ECLI:NL:RBROT:2022:1847

Rechtbank Rotterdam

Datum uitspraak
21 februari 2022
Publicatiedatum
14 maart 2022
Zaaknummer
FT EA 22/43 en FT EA 22/44
Instantie
Rechtbank Rotterdam
Type
Uitspraak
Rechtsgebied
Civiel recht; Insolventierecht
Procedures
  • Eerste aanleg - enkelvoudig
Rechters
Vindplaatsen
  • Rechtspraak.nl
AI samenvatting door LexboostAutomatisch gegenereerd

Toewijzing van een dwangakkoord in het kader van de schuldsaneringsregeling

In deze zaak heeft de Rechtbank Rotterdam op 21 februari 2022 uitspraak gedaan in een verzoek tot toepassing van de schuldsaneringsregeling door verzoeker, die 80-100% arbeidsongeschikt is. Verzoeker heeft op 12 januari 2022 een verzoek ingediend om DSW Zorgverzekeraar te bevelen in te stemmen met een door hem aangeboden schuldregeling, omdat DSW weigerde mee te werken. Verzoeker heeft zeven concurrente schuldeisers met een totale vordering van € 48.315,06. Hij heeft een schuldregeling aangeboden van 4,02% tegen finale kwijting, gebaseerd op zijn WIA-uitkering. DSW, die een vordering van € 9.619,45 heeft, heeft niet ingestemd met de regeling en heeft aanvullende voorwaarden gesteld voor een betalingsvoorstel.

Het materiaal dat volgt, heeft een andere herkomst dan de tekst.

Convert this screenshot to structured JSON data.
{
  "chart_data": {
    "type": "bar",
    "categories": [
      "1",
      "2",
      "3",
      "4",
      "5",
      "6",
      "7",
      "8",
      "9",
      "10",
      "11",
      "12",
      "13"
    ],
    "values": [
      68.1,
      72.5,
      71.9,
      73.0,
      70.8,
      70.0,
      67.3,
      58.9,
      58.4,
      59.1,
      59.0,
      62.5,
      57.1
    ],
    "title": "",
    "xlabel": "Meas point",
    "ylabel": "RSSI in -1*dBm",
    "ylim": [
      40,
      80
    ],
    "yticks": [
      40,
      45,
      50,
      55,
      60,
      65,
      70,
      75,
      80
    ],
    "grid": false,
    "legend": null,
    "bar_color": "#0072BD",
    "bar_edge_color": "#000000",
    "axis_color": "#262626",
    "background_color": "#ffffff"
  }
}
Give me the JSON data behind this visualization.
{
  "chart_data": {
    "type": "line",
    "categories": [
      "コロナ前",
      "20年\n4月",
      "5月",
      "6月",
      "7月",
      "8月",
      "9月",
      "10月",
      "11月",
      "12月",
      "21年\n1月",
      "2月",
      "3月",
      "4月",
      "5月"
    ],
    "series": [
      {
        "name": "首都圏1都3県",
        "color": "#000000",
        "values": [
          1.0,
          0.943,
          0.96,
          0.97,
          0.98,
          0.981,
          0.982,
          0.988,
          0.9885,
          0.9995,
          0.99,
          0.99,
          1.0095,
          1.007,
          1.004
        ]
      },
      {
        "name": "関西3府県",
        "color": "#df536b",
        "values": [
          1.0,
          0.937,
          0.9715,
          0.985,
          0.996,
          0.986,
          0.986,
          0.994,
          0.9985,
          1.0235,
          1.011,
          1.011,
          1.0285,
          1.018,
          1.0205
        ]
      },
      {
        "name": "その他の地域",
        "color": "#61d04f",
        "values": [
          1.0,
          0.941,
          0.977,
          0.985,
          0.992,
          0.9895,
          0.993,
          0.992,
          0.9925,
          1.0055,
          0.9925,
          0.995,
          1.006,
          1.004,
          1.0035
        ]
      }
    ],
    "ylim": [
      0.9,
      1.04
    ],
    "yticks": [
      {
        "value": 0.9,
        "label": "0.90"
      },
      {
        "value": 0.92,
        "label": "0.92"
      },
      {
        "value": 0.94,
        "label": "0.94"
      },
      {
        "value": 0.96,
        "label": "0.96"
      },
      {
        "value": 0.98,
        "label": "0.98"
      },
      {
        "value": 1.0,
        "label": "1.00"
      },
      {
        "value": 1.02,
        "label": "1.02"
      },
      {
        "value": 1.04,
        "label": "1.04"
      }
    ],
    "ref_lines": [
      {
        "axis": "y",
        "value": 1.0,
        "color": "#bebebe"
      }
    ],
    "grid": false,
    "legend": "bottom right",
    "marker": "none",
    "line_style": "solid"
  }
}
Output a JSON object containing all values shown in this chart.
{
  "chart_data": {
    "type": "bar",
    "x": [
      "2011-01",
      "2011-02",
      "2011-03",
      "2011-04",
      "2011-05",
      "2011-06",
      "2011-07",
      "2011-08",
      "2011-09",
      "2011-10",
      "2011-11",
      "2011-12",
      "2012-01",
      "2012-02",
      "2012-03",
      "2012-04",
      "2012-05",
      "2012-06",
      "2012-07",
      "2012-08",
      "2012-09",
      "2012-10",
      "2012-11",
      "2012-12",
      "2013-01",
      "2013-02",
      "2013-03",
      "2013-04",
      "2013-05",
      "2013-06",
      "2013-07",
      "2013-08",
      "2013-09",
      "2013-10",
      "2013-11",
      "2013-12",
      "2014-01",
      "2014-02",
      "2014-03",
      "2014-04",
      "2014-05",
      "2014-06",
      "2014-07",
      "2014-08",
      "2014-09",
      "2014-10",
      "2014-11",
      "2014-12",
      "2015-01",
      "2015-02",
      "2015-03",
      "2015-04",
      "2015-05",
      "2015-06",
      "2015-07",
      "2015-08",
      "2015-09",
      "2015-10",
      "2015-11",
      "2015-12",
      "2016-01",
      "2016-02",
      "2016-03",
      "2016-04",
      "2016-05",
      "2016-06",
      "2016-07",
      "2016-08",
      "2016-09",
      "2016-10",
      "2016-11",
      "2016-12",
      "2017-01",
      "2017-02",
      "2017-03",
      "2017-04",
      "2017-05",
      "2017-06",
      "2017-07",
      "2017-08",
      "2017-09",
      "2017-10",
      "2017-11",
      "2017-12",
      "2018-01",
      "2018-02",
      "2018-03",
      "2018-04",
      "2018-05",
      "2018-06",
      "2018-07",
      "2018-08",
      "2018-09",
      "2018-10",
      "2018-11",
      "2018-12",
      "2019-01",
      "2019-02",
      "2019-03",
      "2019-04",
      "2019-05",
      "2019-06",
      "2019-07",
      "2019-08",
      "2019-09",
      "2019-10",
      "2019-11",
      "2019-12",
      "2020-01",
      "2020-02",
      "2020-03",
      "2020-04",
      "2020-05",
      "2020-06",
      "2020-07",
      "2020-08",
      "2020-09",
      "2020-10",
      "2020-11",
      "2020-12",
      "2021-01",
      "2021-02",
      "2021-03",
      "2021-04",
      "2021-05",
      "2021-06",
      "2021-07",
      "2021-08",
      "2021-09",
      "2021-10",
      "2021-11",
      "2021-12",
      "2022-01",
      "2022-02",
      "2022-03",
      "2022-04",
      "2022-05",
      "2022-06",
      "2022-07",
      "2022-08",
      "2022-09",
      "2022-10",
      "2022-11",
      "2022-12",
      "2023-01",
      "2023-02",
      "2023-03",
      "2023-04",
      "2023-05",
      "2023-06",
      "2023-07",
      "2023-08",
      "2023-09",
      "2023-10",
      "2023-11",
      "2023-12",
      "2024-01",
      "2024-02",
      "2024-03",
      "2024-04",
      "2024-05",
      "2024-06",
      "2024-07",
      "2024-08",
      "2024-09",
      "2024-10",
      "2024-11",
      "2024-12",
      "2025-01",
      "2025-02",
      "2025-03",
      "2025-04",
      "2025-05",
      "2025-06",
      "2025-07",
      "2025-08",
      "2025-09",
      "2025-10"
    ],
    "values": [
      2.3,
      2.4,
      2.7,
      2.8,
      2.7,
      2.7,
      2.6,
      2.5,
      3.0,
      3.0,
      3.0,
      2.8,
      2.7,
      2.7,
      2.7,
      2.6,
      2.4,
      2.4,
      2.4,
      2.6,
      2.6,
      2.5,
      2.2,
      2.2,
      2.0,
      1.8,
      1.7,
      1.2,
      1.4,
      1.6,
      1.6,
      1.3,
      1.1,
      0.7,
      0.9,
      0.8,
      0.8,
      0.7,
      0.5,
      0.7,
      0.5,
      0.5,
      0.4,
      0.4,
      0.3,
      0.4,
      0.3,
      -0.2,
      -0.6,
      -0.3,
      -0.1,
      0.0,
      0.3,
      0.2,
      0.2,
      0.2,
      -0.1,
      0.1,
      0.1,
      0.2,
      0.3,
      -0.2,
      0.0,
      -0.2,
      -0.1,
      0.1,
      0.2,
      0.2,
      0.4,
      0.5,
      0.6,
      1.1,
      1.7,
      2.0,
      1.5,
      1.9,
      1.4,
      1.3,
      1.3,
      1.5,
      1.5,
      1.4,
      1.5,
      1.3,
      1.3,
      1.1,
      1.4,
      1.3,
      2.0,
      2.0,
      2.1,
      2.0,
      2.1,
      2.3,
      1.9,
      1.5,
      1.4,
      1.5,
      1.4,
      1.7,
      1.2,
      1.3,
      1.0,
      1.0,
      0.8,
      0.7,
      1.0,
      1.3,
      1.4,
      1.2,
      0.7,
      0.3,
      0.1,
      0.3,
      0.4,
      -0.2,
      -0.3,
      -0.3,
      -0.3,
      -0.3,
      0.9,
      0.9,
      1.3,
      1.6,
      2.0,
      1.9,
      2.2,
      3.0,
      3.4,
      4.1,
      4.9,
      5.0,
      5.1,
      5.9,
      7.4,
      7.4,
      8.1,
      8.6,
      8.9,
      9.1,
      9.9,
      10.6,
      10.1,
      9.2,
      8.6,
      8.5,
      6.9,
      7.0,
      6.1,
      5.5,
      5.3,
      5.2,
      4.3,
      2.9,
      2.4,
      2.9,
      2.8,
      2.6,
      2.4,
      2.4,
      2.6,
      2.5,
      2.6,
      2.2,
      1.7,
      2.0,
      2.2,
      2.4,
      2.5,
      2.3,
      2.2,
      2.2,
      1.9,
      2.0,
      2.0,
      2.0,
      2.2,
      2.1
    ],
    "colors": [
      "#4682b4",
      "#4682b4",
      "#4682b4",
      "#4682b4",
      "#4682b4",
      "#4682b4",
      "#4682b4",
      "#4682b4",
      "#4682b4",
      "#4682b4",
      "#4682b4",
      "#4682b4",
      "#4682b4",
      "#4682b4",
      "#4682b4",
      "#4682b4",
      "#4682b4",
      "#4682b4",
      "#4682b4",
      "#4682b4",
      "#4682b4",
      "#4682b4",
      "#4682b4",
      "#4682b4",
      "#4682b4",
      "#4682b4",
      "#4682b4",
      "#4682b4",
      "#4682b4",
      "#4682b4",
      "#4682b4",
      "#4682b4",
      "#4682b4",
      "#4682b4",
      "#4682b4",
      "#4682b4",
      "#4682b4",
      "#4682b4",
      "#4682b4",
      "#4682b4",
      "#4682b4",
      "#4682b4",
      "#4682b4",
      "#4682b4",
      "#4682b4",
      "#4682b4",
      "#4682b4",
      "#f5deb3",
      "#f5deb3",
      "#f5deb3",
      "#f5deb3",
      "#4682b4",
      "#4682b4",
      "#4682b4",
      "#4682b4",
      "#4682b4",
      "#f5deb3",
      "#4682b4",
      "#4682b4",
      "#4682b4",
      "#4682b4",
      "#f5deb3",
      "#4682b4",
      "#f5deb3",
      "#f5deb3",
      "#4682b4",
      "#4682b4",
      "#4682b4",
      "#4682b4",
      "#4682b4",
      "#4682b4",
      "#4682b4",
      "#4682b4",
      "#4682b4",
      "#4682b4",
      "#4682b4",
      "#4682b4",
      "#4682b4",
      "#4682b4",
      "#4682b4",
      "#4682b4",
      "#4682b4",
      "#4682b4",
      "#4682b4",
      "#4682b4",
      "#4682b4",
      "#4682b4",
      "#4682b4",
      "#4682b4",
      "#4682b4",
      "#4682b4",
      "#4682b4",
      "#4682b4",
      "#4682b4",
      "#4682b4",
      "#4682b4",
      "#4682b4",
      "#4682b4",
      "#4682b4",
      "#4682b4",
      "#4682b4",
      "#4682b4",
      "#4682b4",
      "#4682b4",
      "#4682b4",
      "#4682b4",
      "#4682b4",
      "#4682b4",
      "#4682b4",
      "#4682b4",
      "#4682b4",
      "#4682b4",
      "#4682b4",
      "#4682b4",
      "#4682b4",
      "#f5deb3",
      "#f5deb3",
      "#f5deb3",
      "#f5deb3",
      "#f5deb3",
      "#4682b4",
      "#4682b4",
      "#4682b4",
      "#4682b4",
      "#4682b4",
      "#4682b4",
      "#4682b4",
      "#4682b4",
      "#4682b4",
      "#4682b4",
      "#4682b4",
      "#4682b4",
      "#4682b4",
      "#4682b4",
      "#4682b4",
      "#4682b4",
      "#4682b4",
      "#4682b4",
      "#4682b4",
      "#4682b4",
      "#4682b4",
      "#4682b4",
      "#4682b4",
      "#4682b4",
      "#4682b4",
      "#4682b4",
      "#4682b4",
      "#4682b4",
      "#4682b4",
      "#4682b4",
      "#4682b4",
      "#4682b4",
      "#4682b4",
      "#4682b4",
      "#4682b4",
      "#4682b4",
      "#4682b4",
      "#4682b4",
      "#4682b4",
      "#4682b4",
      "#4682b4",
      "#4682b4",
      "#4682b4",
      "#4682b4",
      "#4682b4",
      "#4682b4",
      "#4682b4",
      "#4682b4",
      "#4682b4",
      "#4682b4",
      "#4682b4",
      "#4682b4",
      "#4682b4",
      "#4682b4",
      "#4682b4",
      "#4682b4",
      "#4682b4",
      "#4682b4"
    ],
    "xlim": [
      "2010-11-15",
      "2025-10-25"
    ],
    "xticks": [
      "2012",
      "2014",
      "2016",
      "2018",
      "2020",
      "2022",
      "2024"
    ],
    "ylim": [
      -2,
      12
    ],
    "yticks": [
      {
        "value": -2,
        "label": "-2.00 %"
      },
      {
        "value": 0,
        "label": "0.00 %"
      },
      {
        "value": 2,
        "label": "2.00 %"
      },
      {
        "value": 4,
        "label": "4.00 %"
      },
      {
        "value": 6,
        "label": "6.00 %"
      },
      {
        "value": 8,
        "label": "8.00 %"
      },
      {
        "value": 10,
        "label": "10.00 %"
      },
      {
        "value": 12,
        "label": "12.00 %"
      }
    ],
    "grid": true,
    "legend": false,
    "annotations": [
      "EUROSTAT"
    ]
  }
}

Tijdens de zitting op 11 februari 2022 is DSW niet verschenen, ondanks een behoorlijke oproeping. De rechtbank heeft de belangen van DSW afgewogen tegen die van verzoeker en de overige schuldeisers. De rechtbank oordeelt dat de aangeboden regeling het maximaal haalbare is voor verzoeker, die sinds 2019 volledig arbeidsongeschikt is en geen nieuw inkomen kan verwerven. De rechtbank concludeert dat de belangen van verzoeker en de schuldeisers die met de regeling instemden zwaarder wegen dan die van DSW.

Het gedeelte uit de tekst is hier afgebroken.